Brick paving that I paced back and forth over that afternoon, yellowed columns that passed by to right and left as I came and went, you were imprinted with the better part of that crisis, the sensation of a new joy, which wrapped me up in myself, then dissolved, made me shudder, and poured out some unknown inner balsam. Sometimes I became aware of myself smiling, with a look of satisfied laughter about me which belied the abomination of my sin. And the jumbled voices went on repeating:
“Whispering …”
“Always together …”
“If they start to flirt in earnest …”
A palm tree, seeing me troubled and divining the cause, murmured in its branches that there was nothing wrong with fifteen-year-old boys getting into corners with girls of fourteen; quite the contrary, youths of that age had no other function, and corners were made for that very purpose. It was an old palm tree, and I believed in old palm trees even more than in old books. Birds, butterflies, a cricket trying out its summer song, all the living things of the air were of the same opinion.
So I loved Capitu, and she me? It was true that I did hang around her a great deal, but I could not think of anything between us that was really secret. Before she went to school, it was all just childish mischief; after she left school, it is true that we did not immediately return to the old intimacy, but little by little it came back, and in the last year had been complete again. Nevertheless, the subject of our conversations remained the same. Capitu at times called me handsome, a fine fellow, a real angel; at others, she took my hands to count my fingers. I began to remember these and other gestures and words, the pleasure I felt when she ran her hand through my hair, saying she thought it was very beautiful. Though I did not do the same thing to her, I said that hers was much more beautiful than mine. Then Capitu shook her head with a disappointed, melancholy look, the more astonishing in that she had really wonderful hair; I retorted by saying she was crazy. When she asked if I had dreamed of her the previous night, and I said no, she would tell me that she had dreamed of me. There were extraordinary adventures, in which we flew up to the Corcovado,* danced in the moonbeams, or the angels came to ask us our names, so that they could give them to other angels that had just been born. In all these dreams we were always together. The ones I had of her were not like this: they only reproduced incidents of our daily life together, and often they were no more than a simple repetition of the day, a phrase here, a gesture there. I also recounted mine. One day Capitu pointed out the difference, saying that hers were prettier than mine; I, after some hesitation, told her they were like the dreamer … She blushed bright red.

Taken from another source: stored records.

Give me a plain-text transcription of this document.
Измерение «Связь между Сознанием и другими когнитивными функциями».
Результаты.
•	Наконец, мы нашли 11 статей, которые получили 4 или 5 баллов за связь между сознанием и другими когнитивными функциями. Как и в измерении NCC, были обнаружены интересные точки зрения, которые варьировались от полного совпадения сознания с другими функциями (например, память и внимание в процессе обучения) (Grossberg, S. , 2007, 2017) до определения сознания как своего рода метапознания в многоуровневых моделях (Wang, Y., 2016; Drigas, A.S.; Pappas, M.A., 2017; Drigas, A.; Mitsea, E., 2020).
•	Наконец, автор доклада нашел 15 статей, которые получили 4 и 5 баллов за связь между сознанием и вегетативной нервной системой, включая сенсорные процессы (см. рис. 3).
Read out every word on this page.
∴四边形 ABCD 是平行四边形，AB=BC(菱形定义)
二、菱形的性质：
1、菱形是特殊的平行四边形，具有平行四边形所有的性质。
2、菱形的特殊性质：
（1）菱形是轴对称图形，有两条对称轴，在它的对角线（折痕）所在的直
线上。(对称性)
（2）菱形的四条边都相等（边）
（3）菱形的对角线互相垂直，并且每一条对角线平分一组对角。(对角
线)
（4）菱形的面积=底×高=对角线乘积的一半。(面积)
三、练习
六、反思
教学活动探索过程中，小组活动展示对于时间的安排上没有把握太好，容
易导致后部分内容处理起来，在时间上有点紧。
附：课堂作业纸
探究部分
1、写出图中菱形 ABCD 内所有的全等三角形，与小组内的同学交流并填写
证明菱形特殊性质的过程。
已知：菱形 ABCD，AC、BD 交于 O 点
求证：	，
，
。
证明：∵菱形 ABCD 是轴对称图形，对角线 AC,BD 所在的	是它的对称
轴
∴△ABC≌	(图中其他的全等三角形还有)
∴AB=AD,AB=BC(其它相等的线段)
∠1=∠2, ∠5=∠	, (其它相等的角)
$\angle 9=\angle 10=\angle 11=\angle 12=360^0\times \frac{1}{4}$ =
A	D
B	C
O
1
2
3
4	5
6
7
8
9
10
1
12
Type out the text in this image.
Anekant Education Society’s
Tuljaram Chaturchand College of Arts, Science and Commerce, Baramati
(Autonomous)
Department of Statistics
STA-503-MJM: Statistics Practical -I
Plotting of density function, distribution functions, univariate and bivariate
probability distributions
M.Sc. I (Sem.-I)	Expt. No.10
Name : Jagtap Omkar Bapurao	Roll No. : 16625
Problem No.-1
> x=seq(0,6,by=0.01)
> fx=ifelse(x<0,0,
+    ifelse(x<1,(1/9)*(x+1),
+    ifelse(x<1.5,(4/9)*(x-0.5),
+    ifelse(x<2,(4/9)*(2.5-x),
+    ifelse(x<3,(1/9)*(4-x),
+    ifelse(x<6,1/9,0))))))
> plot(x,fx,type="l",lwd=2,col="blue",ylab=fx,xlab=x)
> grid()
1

Well, quite frankly, only now did I understand the emotion that these confessions, and others like them, stirred in me. It was a novel emotion, and a delightful one, but its origin was a mystery to me—one I didn’t even suspect the existence of. Her more recent silences, which had meant nothing to me, I now felt to be signs of something: the same was true of her half-spoken words, curious questions, vague replies, her thoughtful moments, the pleasure she took in remembering our childhood. I also noticed that it was a récent phenomenon for me to wake up thinking about Capitu, to remember her words, and tremble when I heard her steps. If they talked about her at home, I paid more attention than before, and depending on whether it was praise or criticism, the pleasure and pain this brought me were more intense than before, when we were only two mischievous children. I even thought of her during mass that month: not all the time, it is true, but at times I thought of her exclusively.
All of this had now been revealed to me by the mouth of José Dias, who had denounced me to myself, and whom I forgave everything, the evil he had spoken, the evil he had done, and anything that might come of these things. At that moment, eternal Truth itself, eternal Goodness, and all the other eternal Virtues were worth less to me than he was. I loved Capitu! Capitu loved me! And my legs strode back and forth, stopped still, tremulous, certain that they bestrode the whole world. That first throbbing of the sap, that revelation of consciousness to itself, is something I have never forgotten, nor have I ever had a comparable sensation. Naturally because it was mine. Naturally, too, because it was the first.